As a graduate student studying photography at Syracuse University, Ryan Brady had to create a photo documentary series for his final project in his masters program.
Now, months after completion, National Geographic featured his work documenting the life of a traditional Catholic community and detailing how his experience transformed his spiritual life.
Last February, wanting to go to confession, Brady found himself at a church he had not visited in years: Transfiguration of Our Lord Parish, an old Polish church he thought was on the brink of closure.
When he arrived at the church, however, what he found told a much different story.
Not only was the interior completely transformed, but young people and families filled the confession lines.

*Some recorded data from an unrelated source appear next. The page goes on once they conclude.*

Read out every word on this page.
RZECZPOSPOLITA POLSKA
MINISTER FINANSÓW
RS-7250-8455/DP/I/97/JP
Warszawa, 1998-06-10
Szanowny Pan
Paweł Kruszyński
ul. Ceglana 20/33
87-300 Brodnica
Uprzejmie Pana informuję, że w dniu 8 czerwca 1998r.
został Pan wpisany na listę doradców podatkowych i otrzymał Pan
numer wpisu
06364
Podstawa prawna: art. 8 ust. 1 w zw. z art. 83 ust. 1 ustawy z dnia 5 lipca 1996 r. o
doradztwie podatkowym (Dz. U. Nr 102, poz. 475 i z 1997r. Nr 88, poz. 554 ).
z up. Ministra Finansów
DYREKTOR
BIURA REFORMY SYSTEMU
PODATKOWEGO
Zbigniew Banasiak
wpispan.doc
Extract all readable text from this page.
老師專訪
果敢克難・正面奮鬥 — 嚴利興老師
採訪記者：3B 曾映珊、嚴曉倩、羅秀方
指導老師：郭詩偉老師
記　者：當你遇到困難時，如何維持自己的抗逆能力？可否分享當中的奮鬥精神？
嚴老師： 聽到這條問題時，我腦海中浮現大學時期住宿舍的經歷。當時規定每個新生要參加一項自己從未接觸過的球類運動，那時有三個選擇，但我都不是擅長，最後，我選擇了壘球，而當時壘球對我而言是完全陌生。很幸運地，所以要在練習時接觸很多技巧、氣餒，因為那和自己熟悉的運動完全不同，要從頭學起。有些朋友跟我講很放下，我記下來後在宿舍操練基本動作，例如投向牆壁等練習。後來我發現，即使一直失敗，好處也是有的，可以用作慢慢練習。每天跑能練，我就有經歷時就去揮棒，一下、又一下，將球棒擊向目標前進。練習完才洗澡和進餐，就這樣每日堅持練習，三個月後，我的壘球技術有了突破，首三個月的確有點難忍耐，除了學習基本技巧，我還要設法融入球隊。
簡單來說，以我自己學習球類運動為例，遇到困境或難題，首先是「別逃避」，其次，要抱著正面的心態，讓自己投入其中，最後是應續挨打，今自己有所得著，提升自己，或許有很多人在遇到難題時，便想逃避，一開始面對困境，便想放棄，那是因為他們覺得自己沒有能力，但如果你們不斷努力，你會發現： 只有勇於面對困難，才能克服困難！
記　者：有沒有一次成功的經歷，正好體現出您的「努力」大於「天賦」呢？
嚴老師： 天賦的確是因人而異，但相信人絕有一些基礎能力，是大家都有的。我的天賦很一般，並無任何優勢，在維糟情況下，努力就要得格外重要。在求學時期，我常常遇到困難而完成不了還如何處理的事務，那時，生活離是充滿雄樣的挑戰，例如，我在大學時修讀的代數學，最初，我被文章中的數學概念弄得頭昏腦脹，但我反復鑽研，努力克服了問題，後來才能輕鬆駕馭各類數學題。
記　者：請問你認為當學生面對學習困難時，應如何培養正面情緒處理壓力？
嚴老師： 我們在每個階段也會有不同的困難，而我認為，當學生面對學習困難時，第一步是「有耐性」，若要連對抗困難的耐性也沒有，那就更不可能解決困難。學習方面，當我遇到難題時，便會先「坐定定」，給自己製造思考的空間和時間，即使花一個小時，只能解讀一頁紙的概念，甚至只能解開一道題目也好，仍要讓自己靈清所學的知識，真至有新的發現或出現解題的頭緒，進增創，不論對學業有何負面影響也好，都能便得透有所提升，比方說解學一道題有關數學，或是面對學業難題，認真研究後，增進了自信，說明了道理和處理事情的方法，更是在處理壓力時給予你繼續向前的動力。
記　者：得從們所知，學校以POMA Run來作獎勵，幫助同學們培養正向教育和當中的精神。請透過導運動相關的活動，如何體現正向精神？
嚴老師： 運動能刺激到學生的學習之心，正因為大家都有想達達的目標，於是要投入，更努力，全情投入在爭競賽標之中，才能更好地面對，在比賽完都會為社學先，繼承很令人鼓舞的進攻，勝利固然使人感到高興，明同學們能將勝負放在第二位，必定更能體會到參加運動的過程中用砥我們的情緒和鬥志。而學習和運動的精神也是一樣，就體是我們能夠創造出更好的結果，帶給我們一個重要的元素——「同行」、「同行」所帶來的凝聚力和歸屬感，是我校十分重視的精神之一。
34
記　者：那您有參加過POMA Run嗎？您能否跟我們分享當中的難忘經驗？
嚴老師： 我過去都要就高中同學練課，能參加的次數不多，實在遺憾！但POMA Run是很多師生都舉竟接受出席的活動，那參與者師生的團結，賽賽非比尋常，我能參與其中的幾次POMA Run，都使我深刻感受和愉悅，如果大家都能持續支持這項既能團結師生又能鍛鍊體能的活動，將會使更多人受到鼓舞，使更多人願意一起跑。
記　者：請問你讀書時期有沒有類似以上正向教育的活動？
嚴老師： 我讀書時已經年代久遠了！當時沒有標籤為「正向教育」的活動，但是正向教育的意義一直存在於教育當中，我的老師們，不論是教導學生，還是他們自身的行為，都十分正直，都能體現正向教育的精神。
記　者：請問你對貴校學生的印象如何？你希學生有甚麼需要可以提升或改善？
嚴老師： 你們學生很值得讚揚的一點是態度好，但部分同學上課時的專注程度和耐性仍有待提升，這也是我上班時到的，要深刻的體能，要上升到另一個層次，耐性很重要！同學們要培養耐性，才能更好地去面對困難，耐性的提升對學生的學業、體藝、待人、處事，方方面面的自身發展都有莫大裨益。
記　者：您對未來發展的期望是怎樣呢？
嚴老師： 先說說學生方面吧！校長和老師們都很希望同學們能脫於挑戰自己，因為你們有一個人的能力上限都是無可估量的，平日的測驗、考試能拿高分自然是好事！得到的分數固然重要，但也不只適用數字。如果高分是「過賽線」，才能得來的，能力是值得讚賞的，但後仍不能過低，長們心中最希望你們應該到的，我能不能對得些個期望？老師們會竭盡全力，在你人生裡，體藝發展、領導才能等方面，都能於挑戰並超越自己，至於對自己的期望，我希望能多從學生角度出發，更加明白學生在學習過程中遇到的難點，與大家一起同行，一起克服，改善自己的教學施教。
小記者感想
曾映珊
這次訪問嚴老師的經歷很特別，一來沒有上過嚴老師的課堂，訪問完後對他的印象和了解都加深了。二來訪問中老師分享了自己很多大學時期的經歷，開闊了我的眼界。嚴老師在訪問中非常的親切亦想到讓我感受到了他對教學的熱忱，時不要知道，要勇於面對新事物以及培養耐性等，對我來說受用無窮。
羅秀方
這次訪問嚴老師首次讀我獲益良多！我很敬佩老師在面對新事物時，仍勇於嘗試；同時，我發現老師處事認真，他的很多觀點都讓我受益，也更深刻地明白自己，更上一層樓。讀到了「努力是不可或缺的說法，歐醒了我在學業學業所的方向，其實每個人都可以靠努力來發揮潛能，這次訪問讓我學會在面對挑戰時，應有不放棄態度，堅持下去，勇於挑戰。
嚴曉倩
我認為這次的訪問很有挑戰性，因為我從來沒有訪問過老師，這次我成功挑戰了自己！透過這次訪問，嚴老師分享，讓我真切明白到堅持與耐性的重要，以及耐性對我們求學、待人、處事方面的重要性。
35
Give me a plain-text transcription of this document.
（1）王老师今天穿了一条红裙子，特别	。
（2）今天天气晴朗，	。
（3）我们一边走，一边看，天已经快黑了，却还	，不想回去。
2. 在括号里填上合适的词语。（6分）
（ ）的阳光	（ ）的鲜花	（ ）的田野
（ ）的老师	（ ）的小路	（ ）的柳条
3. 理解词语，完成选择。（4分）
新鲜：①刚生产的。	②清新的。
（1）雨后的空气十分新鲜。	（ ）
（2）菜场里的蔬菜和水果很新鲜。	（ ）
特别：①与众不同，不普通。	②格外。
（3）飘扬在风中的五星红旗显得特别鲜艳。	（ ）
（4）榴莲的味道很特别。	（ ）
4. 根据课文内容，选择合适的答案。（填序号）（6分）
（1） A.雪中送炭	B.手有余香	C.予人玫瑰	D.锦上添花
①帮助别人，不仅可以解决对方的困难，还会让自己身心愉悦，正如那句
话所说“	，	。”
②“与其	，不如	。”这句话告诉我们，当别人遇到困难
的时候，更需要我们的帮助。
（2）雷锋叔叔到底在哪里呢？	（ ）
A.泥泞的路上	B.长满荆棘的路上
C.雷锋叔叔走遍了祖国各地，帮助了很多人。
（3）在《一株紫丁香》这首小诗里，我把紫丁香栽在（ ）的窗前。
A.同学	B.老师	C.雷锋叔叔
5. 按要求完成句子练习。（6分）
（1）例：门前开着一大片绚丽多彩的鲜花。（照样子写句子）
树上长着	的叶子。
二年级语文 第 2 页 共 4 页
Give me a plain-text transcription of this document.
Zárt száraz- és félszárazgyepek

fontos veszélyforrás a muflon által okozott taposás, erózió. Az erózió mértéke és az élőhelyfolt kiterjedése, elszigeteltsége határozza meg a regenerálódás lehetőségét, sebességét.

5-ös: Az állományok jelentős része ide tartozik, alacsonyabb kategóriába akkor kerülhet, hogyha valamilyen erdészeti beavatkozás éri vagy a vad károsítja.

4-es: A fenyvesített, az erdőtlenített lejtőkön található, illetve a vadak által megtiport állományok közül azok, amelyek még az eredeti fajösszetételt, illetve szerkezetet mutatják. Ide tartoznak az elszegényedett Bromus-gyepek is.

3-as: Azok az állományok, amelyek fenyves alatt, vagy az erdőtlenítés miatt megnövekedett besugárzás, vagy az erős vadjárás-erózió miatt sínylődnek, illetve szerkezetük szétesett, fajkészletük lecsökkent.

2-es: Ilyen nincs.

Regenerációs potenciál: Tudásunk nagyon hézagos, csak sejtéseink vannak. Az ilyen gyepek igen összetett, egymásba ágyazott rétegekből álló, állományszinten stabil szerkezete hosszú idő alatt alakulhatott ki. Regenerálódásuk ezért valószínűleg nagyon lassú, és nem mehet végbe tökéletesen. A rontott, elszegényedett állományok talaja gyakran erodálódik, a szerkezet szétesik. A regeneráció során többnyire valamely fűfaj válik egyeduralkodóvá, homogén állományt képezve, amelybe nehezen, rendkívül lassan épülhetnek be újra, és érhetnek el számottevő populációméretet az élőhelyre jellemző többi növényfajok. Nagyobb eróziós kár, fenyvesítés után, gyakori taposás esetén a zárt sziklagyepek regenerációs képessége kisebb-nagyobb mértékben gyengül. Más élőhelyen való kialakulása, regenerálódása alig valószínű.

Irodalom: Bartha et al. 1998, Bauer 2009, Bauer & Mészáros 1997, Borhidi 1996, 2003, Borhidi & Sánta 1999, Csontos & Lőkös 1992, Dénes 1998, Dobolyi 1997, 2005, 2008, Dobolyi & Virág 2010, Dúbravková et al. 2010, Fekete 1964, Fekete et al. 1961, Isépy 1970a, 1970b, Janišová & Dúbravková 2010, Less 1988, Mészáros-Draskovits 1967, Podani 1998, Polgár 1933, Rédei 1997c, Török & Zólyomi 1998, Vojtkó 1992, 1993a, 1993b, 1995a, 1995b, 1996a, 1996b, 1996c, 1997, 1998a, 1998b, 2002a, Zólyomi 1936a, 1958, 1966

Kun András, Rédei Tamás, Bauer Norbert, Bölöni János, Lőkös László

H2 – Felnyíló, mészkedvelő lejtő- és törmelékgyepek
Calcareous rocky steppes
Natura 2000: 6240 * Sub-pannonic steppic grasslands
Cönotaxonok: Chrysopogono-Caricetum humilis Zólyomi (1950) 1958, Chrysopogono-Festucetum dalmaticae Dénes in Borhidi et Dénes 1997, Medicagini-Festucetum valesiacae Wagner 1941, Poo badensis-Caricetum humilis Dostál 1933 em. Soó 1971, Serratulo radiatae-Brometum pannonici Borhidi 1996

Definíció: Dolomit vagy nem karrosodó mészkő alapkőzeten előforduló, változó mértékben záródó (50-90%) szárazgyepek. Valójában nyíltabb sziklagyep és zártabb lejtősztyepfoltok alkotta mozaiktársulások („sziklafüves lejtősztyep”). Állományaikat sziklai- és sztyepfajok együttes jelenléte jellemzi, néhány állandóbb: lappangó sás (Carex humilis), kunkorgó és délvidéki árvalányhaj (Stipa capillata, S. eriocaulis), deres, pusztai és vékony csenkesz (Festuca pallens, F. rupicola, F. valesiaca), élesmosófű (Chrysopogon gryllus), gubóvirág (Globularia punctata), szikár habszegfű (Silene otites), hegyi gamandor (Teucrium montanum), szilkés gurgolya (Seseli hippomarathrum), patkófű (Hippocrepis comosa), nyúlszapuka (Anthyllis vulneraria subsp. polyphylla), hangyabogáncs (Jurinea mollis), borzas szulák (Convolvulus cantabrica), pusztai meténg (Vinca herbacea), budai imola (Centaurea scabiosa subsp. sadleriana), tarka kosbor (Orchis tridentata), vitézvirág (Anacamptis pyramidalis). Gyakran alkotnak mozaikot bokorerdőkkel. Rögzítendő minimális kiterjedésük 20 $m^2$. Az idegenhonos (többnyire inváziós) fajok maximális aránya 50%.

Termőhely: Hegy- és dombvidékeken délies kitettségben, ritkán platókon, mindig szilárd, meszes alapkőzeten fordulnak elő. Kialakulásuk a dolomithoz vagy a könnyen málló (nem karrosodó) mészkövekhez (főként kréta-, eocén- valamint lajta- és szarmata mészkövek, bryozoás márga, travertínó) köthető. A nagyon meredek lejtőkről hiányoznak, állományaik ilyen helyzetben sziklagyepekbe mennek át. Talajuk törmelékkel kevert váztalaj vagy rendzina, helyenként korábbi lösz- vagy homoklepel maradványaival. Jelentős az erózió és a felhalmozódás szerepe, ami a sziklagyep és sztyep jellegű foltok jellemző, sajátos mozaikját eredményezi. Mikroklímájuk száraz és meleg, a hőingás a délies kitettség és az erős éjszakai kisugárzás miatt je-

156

The source of this transformation, Brady learned, was the traditional Latin Mass.
Brady decided to return to the parish for Mass. There, parishioners invited him to attend the parish’s upcoming Candlemas service. He asked if he could photograph the event, and the parish agreed.
Thus began his one-year journey capturing in photographs life in a traditional Latin Mass parish.
“It’s not a fluff piece on traditional Mass, and I never wanted it to be a hit piece on the ‘trads,’” Brady told CatholicVote, noting that he wanted to focus on capturing beauty.
At the beginning of the project, some friends encouraged him to replicate the popular Mass of the Ages series in photographs. Others tried to dissuade him from featuring a traditional community, saying that the project could become controversial.
Brady did more than just photograph; he listened to the stories of community members and heard how their lives had been transformed. They invited him to dinner and shared their stories with him.
“Photographing the community got me into some really interesting situations. I got to know the people, and they gave me access to some really amazing stories,” said Brady. “I was going everywhere with them; I would go with the open homesteaders to their land and go with a youth group to Canada to capture their experiences camping together.”
Beyond experiencing the vibrant community that extends beyond the Church, Brady encountered the beauty and reverence surrounding the traditional Latin Mass.
“I would never call myself a ‘trad,’ but I did this because there’s something very real out there that’s drawing people, whether young people or older people, into these parishes. I have not seen a lot of work out there that genuinely cares about what’s going on in traditional Catholic communities without taking an ideological stance one way or another or without discounting some part of it. That’s not what I wanted to do; I just wanted to capture the beauty.”
Going into the project, Brady knew very little about the traditional Latin Mass community in the U.S. Growing up, Brady’s family attended Mass a couple times throughout the year but rarely prayed or learned about the faith together.
After attending a Catholic high school, Brady fell in love with the Catholic faith in college and found his calling using his gift for photography to show the beauty of the faith.
Of documentary photography, Brady said, “I love the idea of reaching down into a situation, pulling these things out, and discovering these practices that are never seen by the masses.”
“It gives each of us a very real awareness that …We’re part of the story; we’re part of this whole massive arc of history,” said Brady.
Over the course of the year, Brady witnessed first-hand the vibrant life of traditional Catholic communities in upstate New York.
“These parishes are more than just an hour on Sundays; personally, I had this desire for more. I didn’t know that these devotions and practices are drawn from… tradition, so I ended up spending next year on this journey exploring the whole traditionalism side of the Church,” said Brady.
Brady sees capturing beauty as his mission from God. Now that he has finished this project, he plans to serve for two years as a missionary with Creatio, where he will use his photography skills to document a small missionary group dedicated to helping others encounter God in the wilderness.
And after those two years, he does not know what God has in store for him.
“I’ve been formed as an apostle of beauty,” said Brady. “My photographic work is at the center of the way I communicate with people, and to be able to do this as a mission is incredible. I’m living my life right now to connect and help people by capturing the beauty and truth of the Catholic faith.”